Produktionsstandorte werden aufgegeben, Strukturen verschlankt. In erster Linie der internationale Wettbewerbsdruck zwingt den Konzern zu den harten Einschnitten.

Kostendruck zwingt zum Handeln

SEB plant, bis Ende 2027 Einsparungen in Höhe von rund 200 Millionen Euro zu realisieren. Der Restrukturierungsprozess selbst wird jedoch zunächst erhebliche Aufwendungen verursachen: Zwischen 200 und 250 Millionen Euro sollen für Abfindungen, Standortanpassungen und organisatorische Veränderungen anfallen.

Im Geschäftsjahr 2025 erzielte der Konzern noch einen Umsatz von 8,17 Milliarden Euro –ein leichtes Minus von 0,3 Prozent im Vergleich zum Vorjahr. Deutlich stärker fiel der Rückgang beim operativen Ergebnis aus: Dieses sank um 25 Prozent auf 601 Millionen Euro. Der Nettogewinn konnte hingegen leicht auf 245 Millionen Euro gesteigert werden. Die Dividende soll stabil bei 2,80 Euro je Aktie bleiben.

Hinter den nüchternen Zahlen verbirgt sich ein struktureller Anpassungsdruck. Der Wettbewerb mit kostengünstig produzierenden Anbietern aus Asien belastet die Margen. Gleichzeitig steigen die Anforderungen an Digitalisierung und Lieferkettenflexibilität.

Produktionsverlagerungen und Standortschließungen

Besonders einschneidend werden die geplanten Maßnahmen in Deutschland ausfallen. So soll die Produktion im Silit-Werk in Riedlingen eingestellt werden. Das Werk gehört zur WMF-Gruppe. Auch die Standorte Hayingen (Messerproduktion) und Diez in Rheinland-Pfalz (Backformen) sollen ihre Fertigung verlieren.
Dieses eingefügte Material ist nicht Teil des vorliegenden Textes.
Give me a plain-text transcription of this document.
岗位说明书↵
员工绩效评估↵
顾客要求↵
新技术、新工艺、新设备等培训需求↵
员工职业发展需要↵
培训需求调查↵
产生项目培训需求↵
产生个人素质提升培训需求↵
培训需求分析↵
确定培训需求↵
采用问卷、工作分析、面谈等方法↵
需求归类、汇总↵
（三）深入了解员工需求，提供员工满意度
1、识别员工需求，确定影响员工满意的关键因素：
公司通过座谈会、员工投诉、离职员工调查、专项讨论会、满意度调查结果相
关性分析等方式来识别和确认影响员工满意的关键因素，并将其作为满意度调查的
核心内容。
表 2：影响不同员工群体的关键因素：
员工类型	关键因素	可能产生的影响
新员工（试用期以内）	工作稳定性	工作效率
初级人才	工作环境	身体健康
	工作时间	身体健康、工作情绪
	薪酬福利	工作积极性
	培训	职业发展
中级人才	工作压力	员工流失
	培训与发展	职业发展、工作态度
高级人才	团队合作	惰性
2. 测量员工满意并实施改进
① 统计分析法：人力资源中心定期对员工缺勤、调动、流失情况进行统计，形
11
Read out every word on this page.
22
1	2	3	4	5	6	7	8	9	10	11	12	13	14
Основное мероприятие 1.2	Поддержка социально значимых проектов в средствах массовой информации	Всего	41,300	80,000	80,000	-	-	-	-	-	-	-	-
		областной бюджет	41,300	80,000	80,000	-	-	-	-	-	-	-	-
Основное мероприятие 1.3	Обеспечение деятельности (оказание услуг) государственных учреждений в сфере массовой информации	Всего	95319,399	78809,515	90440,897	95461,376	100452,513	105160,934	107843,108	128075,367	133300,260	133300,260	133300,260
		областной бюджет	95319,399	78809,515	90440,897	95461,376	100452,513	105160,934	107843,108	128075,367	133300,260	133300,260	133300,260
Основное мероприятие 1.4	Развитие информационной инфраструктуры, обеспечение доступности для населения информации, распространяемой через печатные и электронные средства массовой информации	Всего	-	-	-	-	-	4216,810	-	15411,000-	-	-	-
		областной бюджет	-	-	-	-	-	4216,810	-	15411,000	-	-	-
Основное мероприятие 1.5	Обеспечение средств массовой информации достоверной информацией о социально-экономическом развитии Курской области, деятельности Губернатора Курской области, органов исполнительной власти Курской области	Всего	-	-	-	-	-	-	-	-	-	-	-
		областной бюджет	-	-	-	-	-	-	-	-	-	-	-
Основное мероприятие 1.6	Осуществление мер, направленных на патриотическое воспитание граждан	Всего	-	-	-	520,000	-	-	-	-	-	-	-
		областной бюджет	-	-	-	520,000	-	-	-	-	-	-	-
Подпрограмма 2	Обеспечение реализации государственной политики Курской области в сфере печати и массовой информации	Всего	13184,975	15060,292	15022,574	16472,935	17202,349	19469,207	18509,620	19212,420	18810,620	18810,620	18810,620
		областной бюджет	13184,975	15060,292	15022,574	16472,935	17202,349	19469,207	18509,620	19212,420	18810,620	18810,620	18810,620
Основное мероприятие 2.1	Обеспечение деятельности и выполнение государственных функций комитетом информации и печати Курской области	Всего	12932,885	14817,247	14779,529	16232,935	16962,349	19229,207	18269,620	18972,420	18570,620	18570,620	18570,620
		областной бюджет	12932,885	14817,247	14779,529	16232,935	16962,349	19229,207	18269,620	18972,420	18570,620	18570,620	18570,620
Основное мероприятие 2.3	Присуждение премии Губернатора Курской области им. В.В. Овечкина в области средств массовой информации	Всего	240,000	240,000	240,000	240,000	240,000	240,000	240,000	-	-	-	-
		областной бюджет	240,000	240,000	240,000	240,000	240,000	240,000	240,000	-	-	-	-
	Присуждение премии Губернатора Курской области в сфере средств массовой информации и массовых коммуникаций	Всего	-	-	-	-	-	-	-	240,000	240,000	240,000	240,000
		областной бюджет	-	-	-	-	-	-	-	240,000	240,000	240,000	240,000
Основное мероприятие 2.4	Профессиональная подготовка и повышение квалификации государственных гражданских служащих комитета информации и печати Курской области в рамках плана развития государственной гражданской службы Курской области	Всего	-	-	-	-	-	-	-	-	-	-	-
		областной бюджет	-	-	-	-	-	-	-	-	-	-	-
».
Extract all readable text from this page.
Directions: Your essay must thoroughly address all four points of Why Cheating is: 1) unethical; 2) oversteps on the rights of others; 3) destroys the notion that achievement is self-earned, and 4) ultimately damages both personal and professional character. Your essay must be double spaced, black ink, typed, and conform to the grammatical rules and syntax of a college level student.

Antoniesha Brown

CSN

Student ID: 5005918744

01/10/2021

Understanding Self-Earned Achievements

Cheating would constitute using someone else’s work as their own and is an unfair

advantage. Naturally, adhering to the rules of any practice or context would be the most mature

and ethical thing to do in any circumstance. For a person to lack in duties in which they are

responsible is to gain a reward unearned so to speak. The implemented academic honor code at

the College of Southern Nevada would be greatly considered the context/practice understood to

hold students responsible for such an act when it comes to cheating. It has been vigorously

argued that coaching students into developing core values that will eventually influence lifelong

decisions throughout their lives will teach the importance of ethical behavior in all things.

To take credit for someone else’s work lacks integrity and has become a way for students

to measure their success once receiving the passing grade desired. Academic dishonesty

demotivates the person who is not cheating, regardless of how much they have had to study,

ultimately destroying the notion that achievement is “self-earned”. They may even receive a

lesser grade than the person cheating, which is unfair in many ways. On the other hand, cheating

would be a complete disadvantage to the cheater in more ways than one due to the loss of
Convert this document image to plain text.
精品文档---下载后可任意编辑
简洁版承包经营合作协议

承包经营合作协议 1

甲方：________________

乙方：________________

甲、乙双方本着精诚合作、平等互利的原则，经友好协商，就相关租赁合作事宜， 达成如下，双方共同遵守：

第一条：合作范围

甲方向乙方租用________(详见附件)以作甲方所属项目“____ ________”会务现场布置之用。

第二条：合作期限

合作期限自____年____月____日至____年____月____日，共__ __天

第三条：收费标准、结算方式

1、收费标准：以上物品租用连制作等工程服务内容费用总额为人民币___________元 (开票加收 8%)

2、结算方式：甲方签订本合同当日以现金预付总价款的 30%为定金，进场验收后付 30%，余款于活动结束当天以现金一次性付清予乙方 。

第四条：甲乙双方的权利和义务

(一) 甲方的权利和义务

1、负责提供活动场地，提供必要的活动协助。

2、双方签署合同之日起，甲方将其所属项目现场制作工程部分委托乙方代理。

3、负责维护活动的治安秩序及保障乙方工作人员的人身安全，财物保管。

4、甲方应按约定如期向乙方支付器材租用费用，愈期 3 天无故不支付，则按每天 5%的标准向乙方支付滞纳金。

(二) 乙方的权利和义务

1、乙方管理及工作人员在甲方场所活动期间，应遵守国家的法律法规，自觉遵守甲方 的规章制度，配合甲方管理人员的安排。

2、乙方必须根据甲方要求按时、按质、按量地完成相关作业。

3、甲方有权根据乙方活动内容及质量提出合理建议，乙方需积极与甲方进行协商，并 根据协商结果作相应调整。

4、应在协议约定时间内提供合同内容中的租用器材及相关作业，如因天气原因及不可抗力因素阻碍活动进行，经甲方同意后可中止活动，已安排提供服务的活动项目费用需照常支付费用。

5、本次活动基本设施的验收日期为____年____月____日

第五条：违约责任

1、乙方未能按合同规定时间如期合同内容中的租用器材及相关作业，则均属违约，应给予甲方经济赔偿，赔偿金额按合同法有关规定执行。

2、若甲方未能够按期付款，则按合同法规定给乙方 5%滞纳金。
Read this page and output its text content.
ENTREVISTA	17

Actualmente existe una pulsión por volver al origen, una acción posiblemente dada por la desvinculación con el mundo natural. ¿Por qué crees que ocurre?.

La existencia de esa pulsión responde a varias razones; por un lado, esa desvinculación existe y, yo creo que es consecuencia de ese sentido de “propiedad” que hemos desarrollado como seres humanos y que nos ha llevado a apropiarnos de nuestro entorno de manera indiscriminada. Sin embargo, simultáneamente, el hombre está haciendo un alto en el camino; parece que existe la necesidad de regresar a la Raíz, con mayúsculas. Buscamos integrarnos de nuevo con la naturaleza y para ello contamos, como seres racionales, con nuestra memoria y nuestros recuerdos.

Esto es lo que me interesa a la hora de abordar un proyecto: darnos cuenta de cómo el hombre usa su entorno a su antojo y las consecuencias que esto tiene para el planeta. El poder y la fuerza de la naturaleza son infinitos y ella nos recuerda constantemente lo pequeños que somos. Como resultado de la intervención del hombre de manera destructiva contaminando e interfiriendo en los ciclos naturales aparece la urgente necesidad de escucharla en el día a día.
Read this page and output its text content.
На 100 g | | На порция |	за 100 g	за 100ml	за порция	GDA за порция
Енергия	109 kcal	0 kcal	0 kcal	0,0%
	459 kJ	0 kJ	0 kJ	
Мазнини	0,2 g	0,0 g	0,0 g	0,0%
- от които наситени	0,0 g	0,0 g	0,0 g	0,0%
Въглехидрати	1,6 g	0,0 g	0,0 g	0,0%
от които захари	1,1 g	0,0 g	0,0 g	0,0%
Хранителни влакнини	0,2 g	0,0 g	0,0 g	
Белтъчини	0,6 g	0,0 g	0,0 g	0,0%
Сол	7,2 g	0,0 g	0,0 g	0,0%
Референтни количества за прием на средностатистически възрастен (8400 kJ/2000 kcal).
Bestehende Kapazitäten werden stattdessen an anderen Standorten gebündelt.

Insgesamt sind in der DACH-Region – also Deutschland, Österreich und der Schweiz – bis zu 600 Stellen betroffen. Die aktuelle Belegschaft in dieser Region umfasst mehr als 4.400 Beschäftigte. Darüber hinaus sollen auch Verwaltungsbereiche, Vertriebs- und Marketingabteilungen sowie Teile des Filialnetzes neu strukturiert werden.

Der Personalabbau soll nach Unternehmensangaben sozialverträglich erfolgen – unter anderem durch freiwillige Programme, natürliche Fluktuation und Vorruhestandsregelungen. Gespräche mit Arbeitnehmervertretungen sollen zeitnah beginnen.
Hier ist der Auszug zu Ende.